Well this will make for an interesting conference won’t it?
It was late in the day before I was able to view David Shearer on Q and A this morning. But by the time I had watched it I almost wished I hadn’t bothered. Rather than feeling righteously inspired to political activism from watching Key in action instead I was left mourning the state of the Labour leadership. If you can bear it watch the panel response. Even Josie Pagani couldn’t defend his inability to communicate what was vote Labour business. So very disappointing. Here’s what Raymond Miller said:
Oh dear, where to begin with this interview quite frankly? .almost devoid of new ideas…I honestly felt that here is a person who has not been able to clear his head and think through the issues that are very important to his party. He seems to me to be like a very reluctant leader in the kind of Bill Rowling mode and he’s trying to explain himself without the passion or the clarity that you need to be a leader, particularly the Leader of the Opposition.
So what now? Constitutional review up at conference, including changing how leaders are appointed….surely the caucus can’t be satisfied with the current state of things, especially given both Roy Morgan and the NZ Herald polls had Labour down, albeit only just. But anything that sees National increase its lead given their current difficulties is signaling something is not working for Labour. Who is going to make the call on the elephant in the room?
I was pleased to to see Louisa Wall’s Bill pass its first reading. It’s a tangible reminder of how far we have moved as a society since Homosexual law reform progressed so painfully 30 years ago. A good description can be found over at Duncan Garners blog here.
Not directly relevant but interesting nonetheless to observe which Labour MPs vote against it. Now how do you think they would vote in a Robertson versus Cunliffe vote? Politics, it is forever interesting!

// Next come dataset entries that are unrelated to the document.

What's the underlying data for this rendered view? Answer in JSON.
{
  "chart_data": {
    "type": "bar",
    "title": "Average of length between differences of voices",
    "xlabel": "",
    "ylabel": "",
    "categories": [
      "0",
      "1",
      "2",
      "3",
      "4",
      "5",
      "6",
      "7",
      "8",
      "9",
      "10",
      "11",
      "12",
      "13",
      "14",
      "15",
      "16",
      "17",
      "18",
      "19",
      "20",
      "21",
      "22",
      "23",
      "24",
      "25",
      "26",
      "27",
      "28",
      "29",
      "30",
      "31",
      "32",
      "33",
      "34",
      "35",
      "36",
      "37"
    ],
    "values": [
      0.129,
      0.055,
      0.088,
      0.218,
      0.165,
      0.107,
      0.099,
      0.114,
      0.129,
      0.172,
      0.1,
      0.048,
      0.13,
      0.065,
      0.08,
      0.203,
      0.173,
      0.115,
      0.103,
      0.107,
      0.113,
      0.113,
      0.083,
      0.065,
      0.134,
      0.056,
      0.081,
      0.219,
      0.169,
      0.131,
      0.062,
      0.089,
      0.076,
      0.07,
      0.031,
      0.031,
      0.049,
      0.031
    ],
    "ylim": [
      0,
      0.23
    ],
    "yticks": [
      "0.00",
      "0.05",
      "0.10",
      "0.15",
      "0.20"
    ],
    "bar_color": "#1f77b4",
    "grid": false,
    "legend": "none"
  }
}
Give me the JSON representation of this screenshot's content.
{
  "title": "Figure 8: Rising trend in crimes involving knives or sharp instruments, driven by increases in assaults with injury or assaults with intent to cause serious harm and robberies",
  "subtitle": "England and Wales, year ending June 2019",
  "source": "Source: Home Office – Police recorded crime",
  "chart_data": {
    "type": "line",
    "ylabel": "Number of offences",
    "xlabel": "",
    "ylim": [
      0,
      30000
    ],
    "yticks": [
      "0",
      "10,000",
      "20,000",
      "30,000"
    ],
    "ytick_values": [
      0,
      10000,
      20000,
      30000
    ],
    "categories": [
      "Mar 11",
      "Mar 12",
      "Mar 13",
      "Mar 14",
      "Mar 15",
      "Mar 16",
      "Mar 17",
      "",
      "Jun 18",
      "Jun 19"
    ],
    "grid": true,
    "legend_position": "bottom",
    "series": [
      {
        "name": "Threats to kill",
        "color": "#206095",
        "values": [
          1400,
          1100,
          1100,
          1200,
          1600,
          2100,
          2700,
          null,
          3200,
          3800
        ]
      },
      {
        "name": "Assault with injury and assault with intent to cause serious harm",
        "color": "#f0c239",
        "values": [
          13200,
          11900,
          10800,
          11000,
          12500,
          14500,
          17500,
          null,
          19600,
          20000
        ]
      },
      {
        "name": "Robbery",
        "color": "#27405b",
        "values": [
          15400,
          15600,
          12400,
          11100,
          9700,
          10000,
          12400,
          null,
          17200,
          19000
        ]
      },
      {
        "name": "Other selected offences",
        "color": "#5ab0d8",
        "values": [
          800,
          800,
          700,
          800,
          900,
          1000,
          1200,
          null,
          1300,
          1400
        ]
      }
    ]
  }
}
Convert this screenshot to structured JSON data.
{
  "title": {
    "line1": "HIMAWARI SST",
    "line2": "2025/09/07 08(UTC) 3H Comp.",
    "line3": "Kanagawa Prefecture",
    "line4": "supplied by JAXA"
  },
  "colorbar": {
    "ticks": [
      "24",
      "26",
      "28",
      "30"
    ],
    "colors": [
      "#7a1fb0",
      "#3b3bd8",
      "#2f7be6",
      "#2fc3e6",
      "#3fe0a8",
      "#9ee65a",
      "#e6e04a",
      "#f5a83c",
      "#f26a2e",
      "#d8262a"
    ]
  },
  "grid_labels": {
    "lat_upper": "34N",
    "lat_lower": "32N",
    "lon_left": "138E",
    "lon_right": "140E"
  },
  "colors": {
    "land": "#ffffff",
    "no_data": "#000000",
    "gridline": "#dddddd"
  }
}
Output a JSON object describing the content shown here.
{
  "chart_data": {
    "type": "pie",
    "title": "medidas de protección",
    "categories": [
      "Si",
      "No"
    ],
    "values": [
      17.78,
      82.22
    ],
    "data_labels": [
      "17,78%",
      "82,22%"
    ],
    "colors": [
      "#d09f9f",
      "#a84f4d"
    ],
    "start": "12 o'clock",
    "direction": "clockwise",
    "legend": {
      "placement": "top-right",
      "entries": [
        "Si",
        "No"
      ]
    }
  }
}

Was it just me or did anyone else find Helen Clark’s speech a reminder of what once was? If you missed it here it is. Nothing startling or especially new, but delivered with vision and conviction. The comparison with current leadership is almost too painful to contemplate. I fear New Zealand is not going to create a green smart future if we carry on this current trajectory. Nor are we going to build the political consensus which will allow it to happen without a significant upgrade in the quality of our political leadership.